Here are a few simple steps you can take to help keep your pond healthy and oxygenated:
- Take a plant inventory: Maintain a sweet-smelling sanctuary by monitoring the types, quantities and locations of plants in and around your pond. Avoid aquatic nuisance species that can literally choke the life out of your pond. The United States Department of Agriculture defines these as nonindigenous species that threaten the diversity or abundance of native species. Avoid plants such as Curly Pondweed, Common Reed, and Water Lettuce (full list here). Instead, choose plants that will act as natural water filters and oxygenators, such as Carolina Fanwort, Lotus flower, or Bulrush.
See your pond through a fisheye lens: You may love that big, beautiful oak tree that shades your pond, but a lack of sunlight can impact pond muckiness, slowing down fish metabolism and keeping pond plants from properly oxygenating the pond.

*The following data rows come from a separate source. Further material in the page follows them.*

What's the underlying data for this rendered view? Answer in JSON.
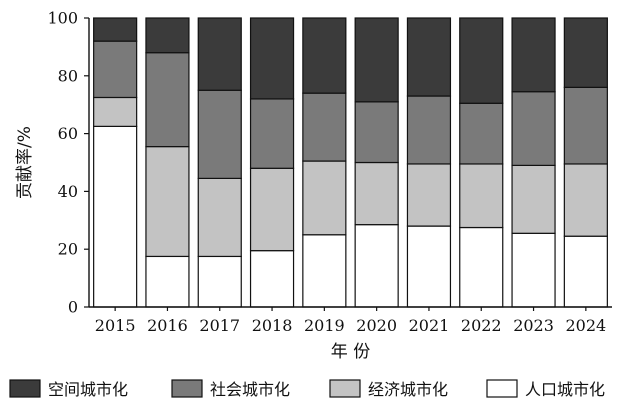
{
  "chart_data": {
    "type": "bar",
    "stacked": true,
    "title": "",
    "xlabel": "年 份",
    "ylabel": "贡献率/%",
    "ylim": [
      0,
      100
    ],
    "yticks": [
      0,
      20,
      40,
      60,
      80,
      100
    ],
    "grid": false,
    "legend_position": "bottom",
    "categories": [
      "2015",
      "2016",
      "2017",
      "2018",
      "2019",
      "2020",
      "2021",
      "2022",
      "2023",
      "2024"
    ],
    "series": [
      {
        "name": "人口城市化",
        "color": "#ffffff",
        "values": [
          62.5,
          17.5,
          17.5,
          19.5,
          25,
          28.5,
          28,
          27.5,
          25.5,
          24.5
        ]
      },
      {
        "name": "经济城市化",
        "color": "#c3c3c3",
        "values": [
          10,
          38,
          27,
          28.5,
          25.5,
          21.5,
          21.5,
          22,
          23.5,
          25
        ]
      },
      {
        "name": "社会城市化",
        "color": "#7a7a7a",
        "values": [
          19.5,
          32.5,
          30.5,
          24,
          23.5,
          21,
          23.5,
          21,
          25.5,
          26.5
        ]
      },
      {
        "name": "空间城市化",
        "color": "#3b3b3b",
        "values": [
          8,
          12,
          25,
          28,
          26,
          29,
          27,
          29.5,
          25.5,
          24
        ]
      }
    ],
    "legend_order": [
      3,
      2,
      1,
      0
    ]
  }
}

According to Iowa State University Extensions Fisheries and Agriculture specialist D. Allen Pattillo, 15 - 25% of a ponds total surface area should be covered with some form of vegetation. Prune back overarching branches that could drop too many leaves onto the pond, which will use precious pond oxygen to decompose.
- Turn down the heat: Rising temperatures can lower your ponds oxygen, and the more shallow the pond, the more sensitive it will be to temperature fluctuations. In the summer, pond water should be in the range of 68 to 74 degrees Fahrenheit, and will lose much of its ability to hold oxygen when the temperature is above 85 degrees. If you notice fish coming to the surface to gulp for air, leaving behind a trail of frothy bubbles, add a pump or fountain to keep your pond water oxygenated, and to keep your fish alive! Pond thermometers are cheap and easy to use, and can make all the difference in the health of your pond. Your fish will thank you!
- Turn on the air: When it comes to animal life in your pond, more is not necessarily better. The oxygen in a pond is a limited resource, and there’s a lot of competition for it! Aerate your pond. Use the largest most efficient, fine-bubble aeration system you can afford - your fish will thank you! Also keep an eye on the different species of aquatic animals in your pond, and remove any that are on the USDA Invasive Aquatic Animals list, such as Asian Carp, Rusty Crayfish, or Zebra Mussels.
- Don’t overfeed your fish! Excessive fish food leads to excessive fish excrement, which is a delicious nutrient source for smelly algae! The proper amount to feed your fish depends on the temperature of your pond, and the total poundage of fish in the pond. If water temperature drops below 55 degrees Fahrenheit or exceeds 90 degrees Fahrenheit, fish metabolism slows down enough that you should suspend feeding. Larger pond fish such as Koi and larger goldfish can survive on reserves for a few months, but if extreme temperatures last longer than that, consider temporarily moving your fish to a more stable environment (Garden Ponds: Basic Pond Setup and Maintenance, Dennis Kelsey-Wood, 2012).